La figura del padre-escritor que se ensaya en La médium tiene varios puntos de contacto con la que Mauro Libertella arma en Mi libro enterrado sobre Héctor Libertella, su padre. En la superficie de ambos libros se observa la elección de la forma breve y la precisión poética, el peso de ser hijos de escritores reconocidos, la inversión de roles de cuidados entre adultos infantilizados y niños-jóvenes que asumen responsabilidades de adultos no por elección propia. Pero sobre todo, brilla la posibilidad de la escritura como una herencia –voluntaria o no– que ambos padres les dejan a sus hijos; un puente de vigas flojas que tienden para encontrarse cuando ya no los puedan abrazar o esquivar en un licorería, como sucede en una imagen gris y desoladora en el libro de Soares. Escribir para ambos hijos es encontrarse con fantasmas: la literatura como médium. En la segunda parte del libro, Soares cambia el registro narrativo por una voz poética, dando lugar a imágenes oníricas, fragmentarias que, leídas en conjunto, dan cuenta del desencuentro entre padre e hijo por otros medios. Así Soares despoja a la literatura de cualquier sesgo terapeútico o psicoanalítico. Tanto en prosa como en versos, parece decirnos que aquello que está roto no podrá recomponerse mediante la literatura.

Nuestra generación ha escrito demasiado sobre los padres (sin ir muy lejos, en mi último libro, Biografía y Ficción, se mata al padre tres veces, en tres cuentos diferentes, ¡de tres modos distintos!), pero poco hasta el momento sobre nuestro hijos o, mejor dicho, sobre el modo de paternidad que vamos a ensayar en tiempos que aspiran a relaciones más igualitarias. Si cambian las formas de vincularnos con nuestros hijos y, sobre todo, la equidad de tareas y responsabilidades, ¿cómo pensamos la paternidad los escritores contemporáneos? Experimentar ese nuevo lazo afectivo, ¿cambia nuestra literatura?
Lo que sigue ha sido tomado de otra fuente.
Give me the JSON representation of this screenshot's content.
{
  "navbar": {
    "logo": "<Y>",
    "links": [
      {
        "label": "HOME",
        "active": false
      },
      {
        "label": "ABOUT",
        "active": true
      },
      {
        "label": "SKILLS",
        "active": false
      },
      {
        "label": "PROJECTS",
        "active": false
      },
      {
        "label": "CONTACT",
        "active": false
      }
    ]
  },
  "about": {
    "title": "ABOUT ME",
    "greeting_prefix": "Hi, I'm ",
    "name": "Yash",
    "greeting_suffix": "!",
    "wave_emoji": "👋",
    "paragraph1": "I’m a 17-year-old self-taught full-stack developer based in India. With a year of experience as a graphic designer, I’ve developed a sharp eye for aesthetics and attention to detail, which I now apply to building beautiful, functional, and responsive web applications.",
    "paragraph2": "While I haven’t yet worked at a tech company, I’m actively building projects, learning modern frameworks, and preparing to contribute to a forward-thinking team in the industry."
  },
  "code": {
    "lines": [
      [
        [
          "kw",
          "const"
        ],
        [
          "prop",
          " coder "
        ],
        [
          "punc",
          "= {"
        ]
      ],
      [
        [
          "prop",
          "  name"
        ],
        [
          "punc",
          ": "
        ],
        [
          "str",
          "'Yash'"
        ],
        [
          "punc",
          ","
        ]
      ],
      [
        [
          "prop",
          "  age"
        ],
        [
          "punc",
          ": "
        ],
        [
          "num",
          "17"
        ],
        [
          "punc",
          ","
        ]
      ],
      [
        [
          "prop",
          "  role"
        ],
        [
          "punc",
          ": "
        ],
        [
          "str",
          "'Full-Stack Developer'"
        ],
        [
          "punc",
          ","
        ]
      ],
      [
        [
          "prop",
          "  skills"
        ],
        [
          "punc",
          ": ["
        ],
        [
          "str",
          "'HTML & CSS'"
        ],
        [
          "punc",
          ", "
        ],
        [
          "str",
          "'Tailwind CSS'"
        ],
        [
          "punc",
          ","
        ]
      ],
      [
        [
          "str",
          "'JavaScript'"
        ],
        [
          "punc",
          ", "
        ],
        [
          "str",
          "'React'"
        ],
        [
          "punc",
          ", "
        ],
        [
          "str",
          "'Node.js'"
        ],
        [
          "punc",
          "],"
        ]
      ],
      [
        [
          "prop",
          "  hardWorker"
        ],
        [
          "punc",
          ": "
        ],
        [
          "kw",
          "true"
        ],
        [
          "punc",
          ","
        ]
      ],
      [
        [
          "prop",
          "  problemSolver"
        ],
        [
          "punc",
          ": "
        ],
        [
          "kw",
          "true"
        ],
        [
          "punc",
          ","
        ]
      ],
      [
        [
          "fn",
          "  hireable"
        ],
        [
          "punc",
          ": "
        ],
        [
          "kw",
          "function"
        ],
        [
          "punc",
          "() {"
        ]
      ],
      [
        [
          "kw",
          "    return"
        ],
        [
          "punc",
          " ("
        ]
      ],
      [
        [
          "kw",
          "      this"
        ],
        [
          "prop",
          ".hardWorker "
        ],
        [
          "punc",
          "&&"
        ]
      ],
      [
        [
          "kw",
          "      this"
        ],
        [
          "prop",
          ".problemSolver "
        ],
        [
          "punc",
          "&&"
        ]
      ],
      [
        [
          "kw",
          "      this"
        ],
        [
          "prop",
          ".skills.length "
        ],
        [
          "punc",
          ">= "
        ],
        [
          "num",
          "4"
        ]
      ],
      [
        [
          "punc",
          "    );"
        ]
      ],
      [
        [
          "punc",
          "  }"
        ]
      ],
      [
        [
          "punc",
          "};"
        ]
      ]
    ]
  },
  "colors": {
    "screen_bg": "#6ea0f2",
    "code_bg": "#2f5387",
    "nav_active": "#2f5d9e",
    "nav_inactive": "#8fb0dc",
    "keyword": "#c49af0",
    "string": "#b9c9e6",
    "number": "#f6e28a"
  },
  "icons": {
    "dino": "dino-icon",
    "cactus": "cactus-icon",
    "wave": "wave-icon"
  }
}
Es un misterio cómo puede tocar la paternidad la obra de cada escritor. En su último libro, Cameron, Hernán Ronsino volvió a la forma breve y a explorar con acierto voces ajenas a su universo. Cuenta que no hubiese sido escrito sin la presencia de su hija, con las demandas propias de la relación, en un departamento mínimo que habitó en una residencia en Zurich. Algo similar plantea Francisco Bitar, cuando dice que los cuentos de Acá había un río lo escribió con su primera hija a upa, en un cuaderno, a mano, asumiendo en su estética las condiciones materiales que fomentaron su poética concisa, sinóptica y personal. Por mi parte, recién llevo un mes bailando la música de la paternidad. Este texto es lo primero que escribo, en los intersticios del sueño, de la noche recuperada, de la siesta infinita de la cuarentena. Aún no puedo identificar qué me sucederá como escritor, ni en qué modelo de padre-escritor voy a decantar. Sin embargo, en estos días empecé a percibir cierta transformación en los manifiestos internalizados. “Entregarle la vida a la literatura” se transformó en una piedra pesada, horadada con la alienación sacrificial que ahora no me interesa corresponder. En todo caso, pienso, mientras tomo apuntes en un cuaderno con mi hijo en brazos, que, de acá en más, elijo entregarle la literatura a la vida, sea lo que sea que esa frase signifique.